(Updates for European morning trading)
By Samuel Indyk
LONDON, Aug 14 (Reuters) - Euro zone bond yields fell
slightly on Thursday, extending a drop from Wednesday as
investors priced in more easing from the U.S. Federal Reserve
after Treasury Secretary Scott Bessent urged the central bank to
opt for a large interest rate cut.
In an interview on Bloomberg TV, U.S. President Donald
Trump's influential right-hand man on the economy said there was
"a good chance" the Fed lowers interest rates by 50 basis points
(bps) when it convenes next month.
Investors acted to fully price in a rate cut from the Fed in
September, with around a 5% chance of a larger 50-bp move. Money
market futures imply about a 50% chance that the European
Central Bank lowers borrowing costs again by the year's end.

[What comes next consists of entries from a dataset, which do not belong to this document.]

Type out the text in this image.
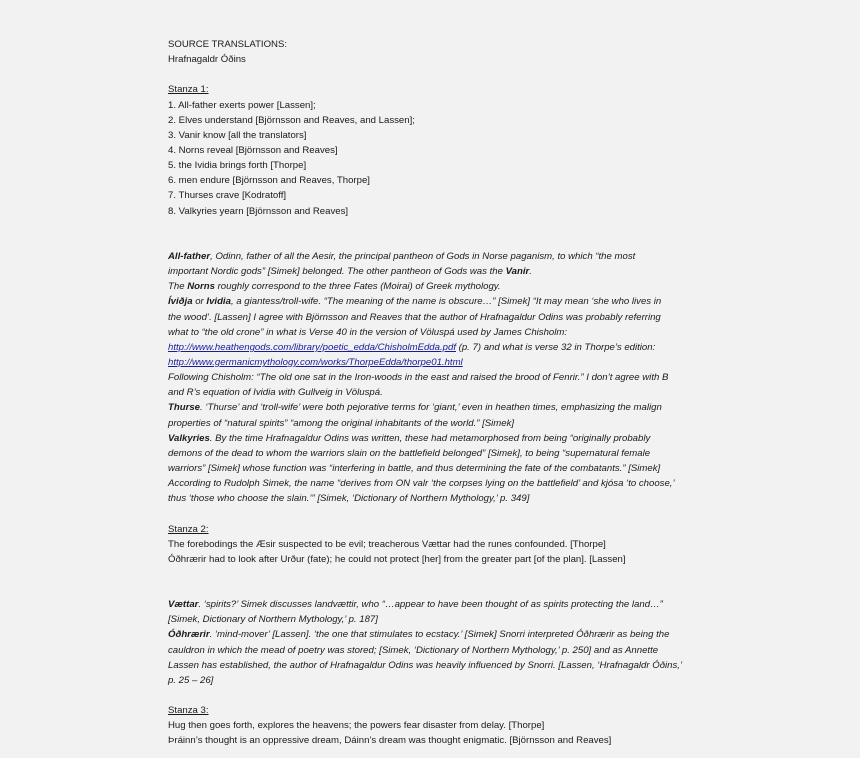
SOURCE TRANSLATIONS:
Hrafnagaldr Óðins
Stanza 1:
1. All-father exerts power [Lassen];
2. Elves understand [Björnsson and Reaves, and Lassen];
3. Vanir know [all the translators]
4. Norns reveal [Björnsson and Reaves]
5. the Ividia brings forth [Thorpe]
6. men endure [Björnsson and Reaves, Thorpe]
7. Thurses crave [Kodratoff]
8. Valkyries yearn [Björnsson and Reaves]
All-father, Odinn, father of all the Aesir, the principal pantheon of Gods in Norse paganism, to which “the most
important Nordic gods” [Simek] belonged. The other pantheon of Gods was the Vanir.
The Norns roughly correspond to the three Fates (Moirai) of Greek mythology.
Íviðja or Ividia, a giantess/troll-wife. “The meaning of the name is obscure…” [Simek] “It may mean ‘she who lives in
the wood’. [Lassen] I agree with Björnsson and Reaves that the author of Hrafnagaldur Odins was probably referring
what to “the old crone” in what is Verse 40 in the version of Völuspá used by James Chisholm:
http://www.heathengods.com/library/poetic_edda/ChisholmEdda.pdf (p. 7) and what is verse 32 in Thorpe’s edition:
http://www.germanicmythology.com/works/ThorpeEdda/thorpe01.html
Following Chisholm: “The old one sat in the Iron-woods in the east and raised the brood of Fenrir.” I don’t agree with B
and R’s equation of Ividia with Gullveig in Völuspá.
Thurse. ‘Thurse’ and ‘troll-wife’ were both pejorative terms for ‘giant,’ even in heathen times, emphasizing the malign
properties of “natural spirits” “among the original inhabitants of the world.” [Simek]
Valkyries. By the time Hrafnagaldur Odins was written, these had metamorphosed from being “originally probably
demons of the dead to whom the warriors slain on the battlefield belonged” [Simek], to being “supernatural female
warriors” [Simek] whose function was “interfering in battle, and thus determining the fate of the combatants.” [Simek]
According to Rudolph Simek, the name “derives from ON valr ‘the corpses lying on the battlefield’ and kjósa ‘to choose,’
thus ‘those who choose the slain.’” [Simek, ‘Dictionary of Northern Mythology,’ p. 349]
Stanza 2:
The forebodings the Æsir suspected to be evil; treacherous Vættar had the runes confounded. [Thorpe]
Óðhrærir had to look after Urður (fate); he could not protect [her] from the greater part [of the plan]. [Lassen]
Vættar. ‘spirits?’ Simek discusses landvættir, who “…appear to have been thought of as spirits protecting the land…”
[Simek, Dictionary of Northern Mythology,’ p. 187]
Óðhrærir. ‘mind-mover’ [Lassen]. ‘the one that stimulates to ecstacy.’ [Simek] Snorri interpreted Óðhrærir as being the
cauldron in which the mead of poetry was stored; [Simek, ‘Dictionary of Northern Mythology,’ p. 250] and as Annette
Lassen has established, the author of Hrafnagaldur Odins was heavily influenced by Snorri. [Lassen, ‘Hrafnagaldr Óðins,’
p. 25 – 26]
Stanza 3:
Hug then goes forth, explores the heavens; the powers fear disaster from delay. [Thorpe]
Þráinn’s thought is an oppressive dream, Dáinn’s dream was thought enigmatic. [Björnsson and Reaves]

The size and importance of the U.S. economy means
expectations about Fed rate cuts often heavily influence other
markets.
"We haven't had a major catalyst from the euro area so, more
broadly, moves have been driven by the U.S.," said Mohamad
Al-Saraf, FX & fixed income research associate at Danske Bank.

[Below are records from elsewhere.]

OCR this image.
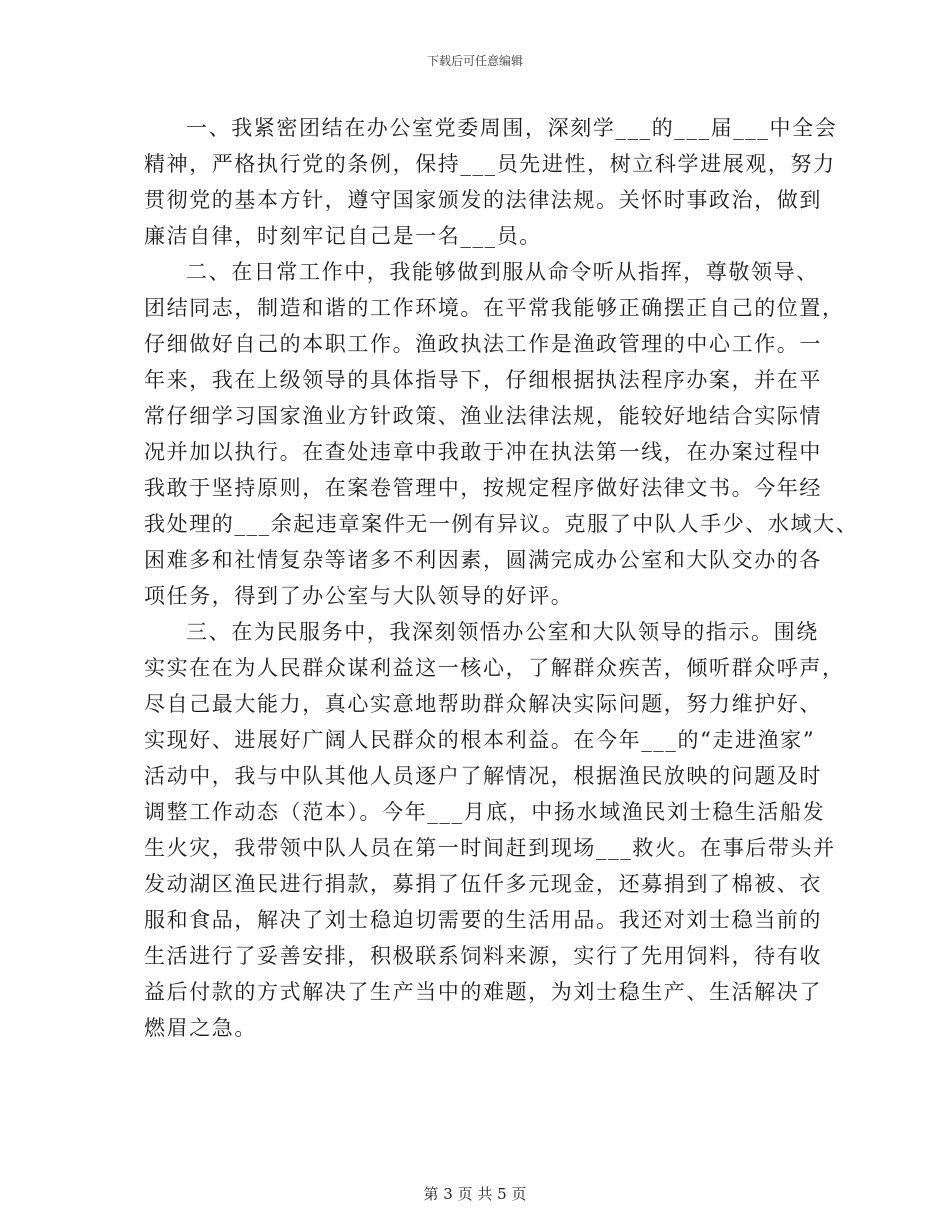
下载后可任意编辑
一、我紧密团结在办公室党委周围，深刻学___的___届___中全会
精神，严格执行党的条例，保持___员先进性，树立科学进展观，努力
贯彻党的基本方针，遵守国家颁发的法律法规。关怀时事政治，做到
廉洁自律，时刻牢记自己是一名___员。
二、在日常工作中，我能够做到服从命令听从指挥，尊敬领导、
团结同志，制造和谐的工作环境。在平常我能够正确摆正自己的位置，
仔细做好自己的本职工作。渔政执法工作是渔政管理的中心工作。一
年来，我在上级领导的具体指导下，仔细根据执法程序办案，并在平
常仔细学习国家渔业方针政策、渔业法律法规，能较好地结合实际情
况并加以执行。在查处违章中我敢于冲在执法第一线，在办案过程中
我敢于坚持原则，在案卷管理中，按规定程序做好法律文书。今年经
我处理的___余起违章案件无一例有异议。克服了中队人手少、水域大、
困难多和社情复杂等诸多不利因素，圆满完成办公室和大队交办的各
项任务，得到了办公室与大队领导的好评。
三、在为民服务中，我深刻领悟办公室和大队领导的指示。围绕
实实在在为人民群众谋利益这一核心，了解群众疾苦，倾听群众呼声，
尽自己最大能力，真心实意地帮助群众解决实际问题，努力维护好、
实现好、进展好广阔人民群众的根本利益。在今年___的“走进渔家”
活动中，我与中队其他人员逐户了解情况，根据渔民放映的问题及时
调整工作动态（范本）。今年___月底，中扬水域渔民刘士稳生活船发
生火灾，我带领中队人员在第一时间赶到现场___救火。在事后带头并
发动湖区渔民进行捐款，募捐了伍仟多元现金，还募捐到了棉被、衣
服和食品，解决了刘士稳迫切需要的生活用品。我还对刘士稳当前的
生活进行了妥善安排，积极联系饲料来源，实行了先用饲料，待有收
益后付款的方式解决了生产当中的难题，为刘士稳生产、生活解决了
燃眉之急。
第 3 页 共 5 页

"In general, moves this week have been driven by the
better-than-feared U.S. inflation report and it now looks pretty
much a done deal that the Fed will cut next month. The question
is whether they go for 25 or 50 basis points."
Tuesday's U.S.
inflation report
was a mixed bag, with headline consumer prices rising
marginally but underlying measures showing signs of building
price pressures.
Germany's two-year yield, which is sensitive to
changes in monetary policy expectations, was down 1 bp at
1.926%. It fell 3.5 bps on Wednesday, its biggest daily drop
since August 1.
Germany's 10-year yield, the benchmark for the
euro area, was down 2 bps at 2.66% after falling 6.5 bps on
Wednesday.
Italy's 10-year bond yield fell 2.5 bps to
3.46%, pushing the spread between Italian and German 10-year
yields to 78.2 bps, the tightest since at least
2011, according to LSEG data.
The yield gap between Italian and French 10-year yields
narrowed to about 14 bps, reflecting increasing
concerns about France's fiscal trajectory.
France unveiled a 2026 budget plan in July that included
almost 44 billion euros ($51.41 billion) of
cuts
, which will probably draw resistance from Socialist
lawmakers when parliament returns from recess next month.
Worries about France's debt sustainability have been
driving the narrower spread between French and Italian yields,
according to Danske Bank's Al-Saraf.
Investors were awaiting U.S. factory inflation and jobless
claims data due later on Thursday, as well as the Alaska summit
between Trump and Russian President Vladimir Putin on Friday.
Analysts have said a ceasefire in Ukraine could support
riskier assets and weigh on government bond prices, lifting
yields.
Germany's 30-year yield, which touched an
11-year high of 3.309% on Tuesday, was down 1 bp at 3.222%.